With the introduction of PRINCE2 2009, the Office of Government Commerce (OGC) has attempted to make PRINCE2 more accessible for all users, and particularly for senior managers who are involved in directing projects.

This article describes what changes have been made to the PRINCE2 method, how they might affect you, and also describes the changes to the examinations. It is aimed at those who already have at least a Foundation level knowledge of PRINCE2. The changes being introduced are categorised, and although there are many fairly significant changes, the PRINCE2 method has not fundamentally changed. It remains based on structured common sense, and still provides Project Managers with an excellent process for ensuring a project starts sensibly, is controlled throughout and is delivered successfully.

Major Changes

The biggest change is that there are now two manuals for PRINCE2: Managing Successful Projects with PRINCE2, and Directing Successful Projects with PRINCE2. This is a response to the widespread problem of Project Board members not understanding their roles and responsibilities. Providing explicit focus on directing projects in this way should make educating project board members far easier and more successful.

The manuals are smaller and the formatting is much easier on the eye than the previous manual.

Seven new Principles have been added. None of these represent anything new to someone who understands the basics of project management (e.g. Continued Business Justification).

The Components have been replaced by Themes, of which there are seven (the old Controls component has morphed into Progress, and Configuration Management is now part of the Change theme). The word ‘theme’ seems like a sensible one to me, reflecting how these topics run like threads through the method.

The PRINCE2 Processes are still there, although Planning (PL) has been incorporated into the Plans theme, leaving only seven Processes. And there are no sub-processes, just sets of Activities within each Process.

There is more emphasis on tailoring the method – it is one of the seven new Principles and also has a chapter of its own which relates tailoring to the Themes and Processes, with plenty of examples.
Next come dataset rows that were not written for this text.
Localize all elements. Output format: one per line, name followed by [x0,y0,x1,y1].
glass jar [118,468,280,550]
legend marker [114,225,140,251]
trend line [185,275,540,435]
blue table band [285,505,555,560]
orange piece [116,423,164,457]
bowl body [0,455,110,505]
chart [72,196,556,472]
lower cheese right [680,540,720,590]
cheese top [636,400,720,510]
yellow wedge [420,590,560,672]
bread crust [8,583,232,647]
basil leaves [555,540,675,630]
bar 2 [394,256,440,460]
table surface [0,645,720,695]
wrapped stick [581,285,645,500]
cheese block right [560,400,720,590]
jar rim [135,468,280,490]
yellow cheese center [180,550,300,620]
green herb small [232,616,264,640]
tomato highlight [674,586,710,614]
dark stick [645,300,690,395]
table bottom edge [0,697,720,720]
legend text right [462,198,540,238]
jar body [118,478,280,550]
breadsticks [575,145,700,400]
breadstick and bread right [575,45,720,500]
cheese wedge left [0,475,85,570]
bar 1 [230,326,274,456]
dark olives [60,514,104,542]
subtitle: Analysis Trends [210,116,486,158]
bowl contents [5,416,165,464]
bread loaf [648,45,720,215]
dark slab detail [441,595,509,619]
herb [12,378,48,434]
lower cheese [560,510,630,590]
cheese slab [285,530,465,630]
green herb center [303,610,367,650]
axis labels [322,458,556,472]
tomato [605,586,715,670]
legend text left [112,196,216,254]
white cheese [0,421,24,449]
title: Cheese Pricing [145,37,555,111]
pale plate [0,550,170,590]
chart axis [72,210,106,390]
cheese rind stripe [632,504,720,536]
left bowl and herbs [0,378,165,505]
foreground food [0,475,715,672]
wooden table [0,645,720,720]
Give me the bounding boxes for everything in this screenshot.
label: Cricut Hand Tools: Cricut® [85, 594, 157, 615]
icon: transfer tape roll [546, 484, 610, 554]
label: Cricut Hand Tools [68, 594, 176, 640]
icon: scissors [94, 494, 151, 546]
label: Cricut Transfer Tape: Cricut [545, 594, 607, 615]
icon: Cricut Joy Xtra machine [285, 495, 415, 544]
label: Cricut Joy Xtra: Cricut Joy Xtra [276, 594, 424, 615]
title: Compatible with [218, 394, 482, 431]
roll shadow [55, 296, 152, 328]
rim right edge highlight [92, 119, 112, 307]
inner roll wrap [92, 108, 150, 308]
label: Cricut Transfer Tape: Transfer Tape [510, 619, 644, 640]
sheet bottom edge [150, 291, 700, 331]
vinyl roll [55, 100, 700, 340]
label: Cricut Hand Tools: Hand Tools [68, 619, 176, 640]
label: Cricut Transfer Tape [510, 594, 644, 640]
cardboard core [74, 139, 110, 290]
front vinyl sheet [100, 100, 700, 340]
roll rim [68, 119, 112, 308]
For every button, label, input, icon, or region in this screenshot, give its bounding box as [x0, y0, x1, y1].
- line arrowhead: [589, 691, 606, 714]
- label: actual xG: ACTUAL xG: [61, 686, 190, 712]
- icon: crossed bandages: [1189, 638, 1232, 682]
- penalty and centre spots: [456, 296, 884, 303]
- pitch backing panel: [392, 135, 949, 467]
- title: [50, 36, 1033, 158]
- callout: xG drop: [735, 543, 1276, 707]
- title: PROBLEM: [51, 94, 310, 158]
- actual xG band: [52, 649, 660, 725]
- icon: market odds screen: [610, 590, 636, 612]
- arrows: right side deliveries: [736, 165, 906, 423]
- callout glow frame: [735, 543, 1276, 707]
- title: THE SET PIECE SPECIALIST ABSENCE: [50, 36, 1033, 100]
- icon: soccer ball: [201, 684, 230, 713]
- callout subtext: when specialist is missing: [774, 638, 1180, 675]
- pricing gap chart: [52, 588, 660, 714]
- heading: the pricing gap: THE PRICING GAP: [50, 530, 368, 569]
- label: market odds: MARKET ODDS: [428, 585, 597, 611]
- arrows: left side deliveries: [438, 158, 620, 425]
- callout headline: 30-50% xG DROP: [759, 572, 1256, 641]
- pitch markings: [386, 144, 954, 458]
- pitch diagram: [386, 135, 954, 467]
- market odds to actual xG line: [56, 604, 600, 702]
There are no Techniques chapters, as Quality Review has been incorporated into the Quality Theme, Change Control into the Change Theme and Product-Based Planning has an Appendix which goes through the example from the old manual.

So, overall, although PRINCE2 looks and feels quite different, fundamentally nothing has changed drastically. But I think the changes are pragmatic and helpful; they have removed the old inconsistencies in the manual, and also areas of repetition which appeared throughout, removed some bureaucracy and descriptions which encouraged ‘robotic project management’, and focused more on projects achieving benefits rather than just the management of the Business Case product.